Another great day of hiking in the Smokies!

I went hiking in the Smokies with the TTA (Tennessee Trails Association) Wednesday hikers. I hike with them about once a month or so. I like to pick hikes that I haven't been on before or ones that are especially interesting. Wednesday can be a bit of a problem sometimes because that is my designated fly fishing day.

This week the hike was to Andrews Bald in the Great Smoky Mountains National Park to hopefully see more wild azaleas. I had been to Gregory Bald the week before which has a larger azalea field, but Andrews Bald is supposed to peak a week or so later and have better long range views. I hadn't been to Andrews Bald.

Eight of us showed up for the hike. Because the Andrews Bald hike is only 3.6 miles we added a hike to Chimney Tops to the schedule. Chimney Tops is rated strenuous because of the 1350 elevation gain in just 2 miles and much of it very steep. 1000 feet of the gain is in just one mile. The end of the trail at Chimney Tops is where the fun begins. You can, if you want to, climb the Anakeesta rock formation a couple hundred feet to the top. The rocks are steep and slick. Warning signs at the beginning of the trail near the parking lot and again at the base of the caprock remind you that many injuries have occurred here and that you climb at your own risk. At the photo to the left you can see our view looking down over the route that we climbed. Click on the photo for a bigger view.
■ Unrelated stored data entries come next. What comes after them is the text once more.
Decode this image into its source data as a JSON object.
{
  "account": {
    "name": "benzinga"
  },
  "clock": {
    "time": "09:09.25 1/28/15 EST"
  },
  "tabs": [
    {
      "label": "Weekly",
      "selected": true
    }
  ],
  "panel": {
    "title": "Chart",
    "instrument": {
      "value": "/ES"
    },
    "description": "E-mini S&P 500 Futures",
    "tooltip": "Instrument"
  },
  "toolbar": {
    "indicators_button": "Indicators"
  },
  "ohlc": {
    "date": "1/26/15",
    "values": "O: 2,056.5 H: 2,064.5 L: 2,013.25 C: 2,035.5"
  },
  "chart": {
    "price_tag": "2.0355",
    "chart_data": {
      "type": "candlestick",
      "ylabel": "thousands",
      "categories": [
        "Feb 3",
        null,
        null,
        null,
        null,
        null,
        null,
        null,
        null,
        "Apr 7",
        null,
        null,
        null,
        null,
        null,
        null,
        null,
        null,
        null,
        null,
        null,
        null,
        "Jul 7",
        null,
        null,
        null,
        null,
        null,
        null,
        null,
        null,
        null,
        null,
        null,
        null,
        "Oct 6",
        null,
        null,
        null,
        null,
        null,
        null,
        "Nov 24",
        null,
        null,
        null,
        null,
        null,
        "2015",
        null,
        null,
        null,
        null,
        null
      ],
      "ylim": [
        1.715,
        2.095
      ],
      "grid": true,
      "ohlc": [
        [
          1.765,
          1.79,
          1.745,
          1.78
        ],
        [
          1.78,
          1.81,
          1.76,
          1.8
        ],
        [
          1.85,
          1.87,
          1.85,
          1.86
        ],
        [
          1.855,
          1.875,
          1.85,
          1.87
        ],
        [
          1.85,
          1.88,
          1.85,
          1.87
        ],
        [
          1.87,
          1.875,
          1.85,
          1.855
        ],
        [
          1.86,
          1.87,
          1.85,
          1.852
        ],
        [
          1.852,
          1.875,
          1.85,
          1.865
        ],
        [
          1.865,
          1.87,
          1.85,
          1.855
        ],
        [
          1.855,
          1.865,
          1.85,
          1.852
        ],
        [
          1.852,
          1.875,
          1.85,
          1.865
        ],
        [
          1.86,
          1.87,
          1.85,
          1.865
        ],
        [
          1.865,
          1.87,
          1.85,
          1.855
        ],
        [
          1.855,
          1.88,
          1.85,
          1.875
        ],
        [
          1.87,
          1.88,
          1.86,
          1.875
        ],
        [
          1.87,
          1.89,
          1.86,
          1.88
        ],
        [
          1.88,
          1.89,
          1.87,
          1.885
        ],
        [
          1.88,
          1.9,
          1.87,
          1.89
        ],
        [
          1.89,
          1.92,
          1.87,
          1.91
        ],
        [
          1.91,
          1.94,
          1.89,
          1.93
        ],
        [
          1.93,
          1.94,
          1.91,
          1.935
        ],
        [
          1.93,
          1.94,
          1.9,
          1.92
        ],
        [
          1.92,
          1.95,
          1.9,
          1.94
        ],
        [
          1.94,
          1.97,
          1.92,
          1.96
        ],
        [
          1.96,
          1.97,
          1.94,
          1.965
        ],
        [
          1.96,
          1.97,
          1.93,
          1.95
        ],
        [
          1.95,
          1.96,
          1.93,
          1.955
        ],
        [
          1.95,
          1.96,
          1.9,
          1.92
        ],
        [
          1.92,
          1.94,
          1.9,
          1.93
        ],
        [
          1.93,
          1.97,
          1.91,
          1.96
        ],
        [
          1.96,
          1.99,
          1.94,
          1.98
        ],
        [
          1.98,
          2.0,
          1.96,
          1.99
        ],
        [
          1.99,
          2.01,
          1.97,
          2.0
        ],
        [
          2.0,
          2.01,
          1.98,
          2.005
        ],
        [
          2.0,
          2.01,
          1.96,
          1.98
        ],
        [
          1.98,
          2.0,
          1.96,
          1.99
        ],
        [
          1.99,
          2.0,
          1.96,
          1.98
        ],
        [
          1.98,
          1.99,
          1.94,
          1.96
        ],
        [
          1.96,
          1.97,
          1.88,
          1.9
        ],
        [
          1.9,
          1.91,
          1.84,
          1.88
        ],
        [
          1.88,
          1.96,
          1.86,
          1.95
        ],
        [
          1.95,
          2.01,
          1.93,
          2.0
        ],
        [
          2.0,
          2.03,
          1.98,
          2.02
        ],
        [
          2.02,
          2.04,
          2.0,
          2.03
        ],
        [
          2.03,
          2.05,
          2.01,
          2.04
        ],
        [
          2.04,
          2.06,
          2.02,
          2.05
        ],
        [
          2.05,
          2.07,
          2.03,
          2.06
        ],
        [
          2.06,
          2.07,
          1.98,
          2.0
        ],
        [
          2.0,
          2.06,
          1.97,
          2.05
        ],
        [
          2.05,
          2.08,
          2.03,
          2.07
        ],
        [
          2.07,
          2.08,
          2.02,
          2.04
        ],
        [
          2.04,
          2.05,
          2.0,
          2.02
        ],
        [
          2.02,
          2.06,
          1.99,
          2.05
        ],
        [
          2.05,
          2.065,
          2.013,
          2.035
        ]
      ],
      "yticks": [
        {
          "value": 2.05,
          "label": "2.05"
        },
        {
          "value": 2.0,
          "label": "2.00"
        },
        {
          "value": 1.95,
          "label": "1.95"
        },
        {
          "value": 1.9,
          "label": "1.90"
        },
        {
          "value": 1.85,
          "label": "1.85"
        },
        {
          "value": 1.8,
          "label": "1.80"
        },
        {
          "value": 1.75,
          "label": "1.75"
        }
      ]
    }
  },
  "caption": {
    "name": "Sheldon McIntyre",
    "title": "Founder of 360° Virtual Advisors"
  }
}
Many hikers climb part way up, but a extra steep section with very small handholds about half way up stops most. Of the 8 of us, only Ginger and I made the climb all the way to the top. Coming down is even harder and requires considerable butt scooting. Ginger announced to everyone within earshot what a exhilarating experience it was. I agree, it was very cool. Here we are at the top.

Next the group headed to Clingman's Dome and the trail head to Andrews Bald. This hike starts at about 6300 feet elevation and the Bald is at about 5800. although it was in the mid to upper 80's in Knoxville, it was a perfect 65 degrees with a nice breeze at our elevation. The trail goes through a beautiful spruce-fir forest. Unfortunately the azaleas at Gregory Bald were about over for the year, but there were a few bushes still in full bloom. However, the views for many miles in several directions are great and it was a pretty clear day for the summer. The picture at the top is one of those vistas.

Although the Gregory Bald hike is rated easy to moderate, the previous 4 miles at Chimney Tops added on top pretty much wore us out. We did a total of almost 8 miles and it seemed that every step was either up or down....steeply. Dinner at the Smoky Mountain Brewhouse in Pigeon Forge helped us feel a lot better for the 2 hour ride home.

Two great hikes...I highly recommend both of them.